REPUBLIKA.CO.ID, Sultan Abdul Hamid II (1842-1918) adalah Sultan atau Khalifah Daulah Utsmaniyah yang menggantikan saudaranya, Sultan Murad V, pada 31 Agustus 1876. Sultan Abdul Hamid II lahir pada Rabu, 16 Sya'ban 1258 H/21 September 1842 M.
Ibunya meninggal dunia saat Abdul Hamid II baru berusia 10 tahun. Dia diasuh oleh istri kedua bapaknya, seorang wnita yang mandul. Ibu tirinya itu mendidiknya dengan pendidikan yang baik dan berusaha untuk menjadi ibu kandungnya.
Sultan Abdul Hamid II mencurahkan segenap kasih sayangnya, sebagaimana ida juga mewasiatkan bahwa harta yang dia tinggalkan hendaknya diberikan pada ibu tirinya. Sultan sangat terpengaruh dengan pendidikan ibu tirinya ini dan sangat kagum dengan ketenangan, sikap, dan suaranya yang selalu lembut. Semua sifat-sifat ini terefleksikan dalam kehidupannya sehari-hari sepanjang hayatnya..
Sultan Abdul Hamid II mendapat pendidikan regular di istana, di bawah bimbingan orang-orang yang sangat terkenal di zamannya, baik secara ilmu maupun akhlak. Dia belajar bahasa Arab dan Persia, sejarah, sastra dan ilmu-ilmu tasawuf. Ia juga piawai menulis syair dalam bahasa Turki.
Abdul Hamid II belajar secara serius bagaimana menggunakan senjata. Dia sangat jago memainkan pedang, juga menembak dengan pistol. Ia tak pernah melewatkan hari-harinya tanpa berolahraga. Dia demikian peduli dengan politik internasional, selalu mengikuti berita tentang posisi negerinya dari kabar-kabar tersebut dan memfokuskan perhatian secara teliti dan seksama.
Pada awal masa pemerintahannya, Sultan harus berhadapan dengan kediktatoran para menteri dan kekerasan politik pembaratan yang dipimpin oleh kelompok Utsmani Baru, yang terdiri dari kalangan terpelajar yang sangat terpengaruh Barat. Mereka orang-orang yang berhasil dibentuk oleh gerakan Freemasonry untuk menjadi pasukan dalam rangka merealisasikan target yang ingin dicapai.

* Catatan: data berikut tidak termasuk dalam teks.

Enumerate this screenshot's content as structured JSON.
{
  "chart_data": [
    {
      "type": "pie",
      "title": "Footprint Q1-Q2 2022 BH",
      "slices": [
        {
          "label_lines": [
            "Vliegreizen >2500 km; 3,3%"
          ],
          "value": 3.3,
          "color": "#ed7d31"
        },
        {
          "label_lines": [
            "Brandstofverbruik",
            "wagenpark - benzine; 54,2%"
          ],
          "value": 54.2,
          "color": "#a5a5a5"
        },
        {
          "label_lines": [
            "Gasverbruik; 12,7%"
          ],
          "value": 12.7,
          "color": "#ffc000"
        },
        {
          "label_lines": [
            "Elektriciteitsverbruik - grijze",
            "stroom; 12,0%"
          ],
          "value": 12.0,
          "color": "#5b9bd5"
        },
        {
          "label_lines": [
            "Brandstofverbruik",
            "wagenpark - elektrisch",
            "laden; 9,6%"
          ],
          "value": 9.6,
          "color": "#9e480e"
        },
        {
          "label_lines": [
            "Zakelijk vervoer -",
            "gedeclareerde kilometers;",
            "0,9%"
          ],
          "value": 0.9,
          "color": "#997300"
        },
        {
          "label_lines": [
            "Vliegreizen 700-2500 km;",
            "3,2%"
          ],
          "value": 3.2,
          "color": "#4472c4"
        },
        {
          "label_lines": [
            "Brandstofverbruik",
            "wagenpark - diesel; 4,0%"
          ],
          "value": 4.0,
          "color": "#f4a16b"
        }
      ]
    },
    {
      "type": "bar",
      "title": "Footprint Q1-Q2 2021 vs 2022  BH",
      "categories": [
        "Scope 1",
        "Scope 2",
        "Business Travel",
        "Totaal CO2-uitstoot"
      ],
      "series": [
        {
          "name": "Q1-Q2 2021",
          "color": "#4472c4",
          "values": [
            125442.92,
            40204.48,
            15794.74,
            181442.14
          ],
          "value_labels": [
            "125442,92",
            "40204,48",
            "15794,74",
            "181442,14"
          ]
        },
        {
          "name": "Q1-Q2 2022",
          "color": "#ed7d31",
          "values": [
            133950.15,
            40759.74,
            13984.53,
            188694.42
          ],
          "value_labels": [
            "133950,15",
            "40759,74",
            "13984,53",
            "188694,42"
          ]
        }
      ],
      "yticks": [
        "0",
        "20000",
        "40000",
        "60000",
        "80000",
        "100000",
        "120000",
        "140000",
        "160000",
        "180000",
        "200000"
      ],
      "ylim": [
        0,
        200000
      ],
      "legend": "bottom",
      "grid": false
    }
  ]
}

Sultan Abdul Hamid II membentuk tim investigasi untuk mengungkap kasus pembunuhan Sultan Abdul Azis yang melibatkan Medhat Pasya, sang perdana menteri. Setelah itu, para terdakwa diajukan ke pengadilan mendapat vonis pengadilan.
Medhat Pasya divonis dengan hukuman pancung. Namun Sultan Abdul Hamid II memberikan keringanan agar dia tidak dipancung dan hanya dimasukkan ke dalam penjara. Setelah itu, dia diasingkan ke Hijaz dan ditempatkan di penjara militer. Ada juga yang mengatakan Medhat Pasya dibuang ke Eropa, ada pula yang mengatakan ia dibuang ke Thaif, selatan Makkah.

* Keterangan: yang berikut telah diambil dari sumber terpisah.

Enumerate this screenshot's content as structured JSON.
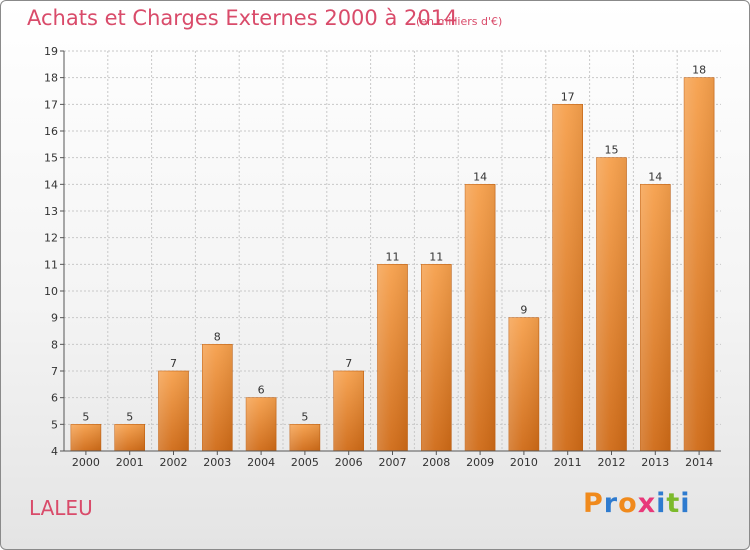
{
  "header": {
    "title": "Achats et Charges Externes 2000 à 2014",
    "subtitle": "(en milliers d'€)"
  },
  "footer": {
    "place": "LALEU",
    "brand": "Proxiti",
    "brand_letters": [
      {
        "ch": "P",
        "color": "#f08a1c"
      },
      {
        "ch": "r",
        "color": "#2e7bcf"
      },
      {
        "ch": "o",
        "color": "#f08a1c"
      },
      {
        "ch": "x",
        "color": "#e8387a"
      },
      {
        "ch": "i",
        "color": "#2e7bcf"
      },
      {
        "ch": "t",
        "color": "#7cba2c"
      },
      {
        "ch": "i",
        "color": "#2e7bcf"
      }
    ]
  },
  "colors": {
    "bar_top": "#f6a04c",
    "bar_bottom": "#cf6a16",
    "title": "#d94b6a",
    "grid": "#c8c8c8"
  },
  "chart_data": {
    "type": "bar",
    "title": "Achats et Charges Externes 2000 à 2014",
    "subtitle": "(en milliers d'€)",
    "categories": [
      "2000",
      "2001",
      "2002",
      "2003",
      "2004",
      "2005",
      "2006",
      "2007",
      "2008",
      "2009",
      "2010",
      "2011",
      "2012",
      "2013",
      "2014"
    ],
    "values": [
      5,
      5,
      7,
      8,
      6,
      5,
      7,
      11,
      11,
      14,
      9,
      17,
      15,
      14,
      18
    ],
    "data_labels": [
      "5",
      "5",
      "7",
      "8",
      "6",
      "5",
      "7",
      "11",
      "11",
      "14",
      "9",
      "17",
      "15",
      "14",
      "18"
    ],
    "y_ticks": [
      "4",
      "5",
      "6",
      "7",
      "8",
      "9",
      "10",
      "11",
      "12",
      "13",
      "14",
      "15",
      "16",
      "17",
      "18",
      "19"
    ],
    "ylim": [
      4,
      19
    ],
    "xlabel": "",
    "ylabel": "",
    "grid": true,
    "legend": "none"
  }
}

Sultan Abdul Hamid II adalah orang yang menentang sistem demokrasi dan hukum buatan manusia yang dikenal dengan istilah "Al-Masyruthiyah". Ia menolak sistem ini karena dianggap sebagai sistem dari Barat.
Masa pemerintahan Sultan Abdul Hamid II adalah masa yang penuh gejolak dan krisis multidimensi. Disamping itu, ada konspirasi internasional, baik yang datang dari dalam maupun dari luar. Oleh sebab itu, dia segera melakukan perbaikan sesuai dengan ajaran-ajaran Islam untuk membendung intervensi Eropa. Dia sangat bersemangat menerapkan syariat Islam.
Ia juga berhasil membentuk badan intelijen yang demikian kuat untuk membentingi negaranya dari dalam dan untuk mengumpulkan berita-berita dari musuh-musuhnya dari luar. Dia berupaya membangun Pan-Islamisme dan telah berhasil merealisasikan hasil yang demikian besar. Eropa terguncang dengan pemikiran strategis yang dibangun oleh Sultan Abdul Hamid.
Sultan Abdul Hamid II juga mengkampanyekan kesatuan umat ke berbagai wilayah seperti selatan Rusia, India, Pakistan, dan Afrika. Ia mulai mengundang banyak sarjana dari Afrika, India dan Nusantara (Indonesia) ke Turki sebagai bagian dari proyek pembangunan institusi pendidikan dan pembangunan masjid-masjid di seluruh wilayah Daulah Utsmaniyah.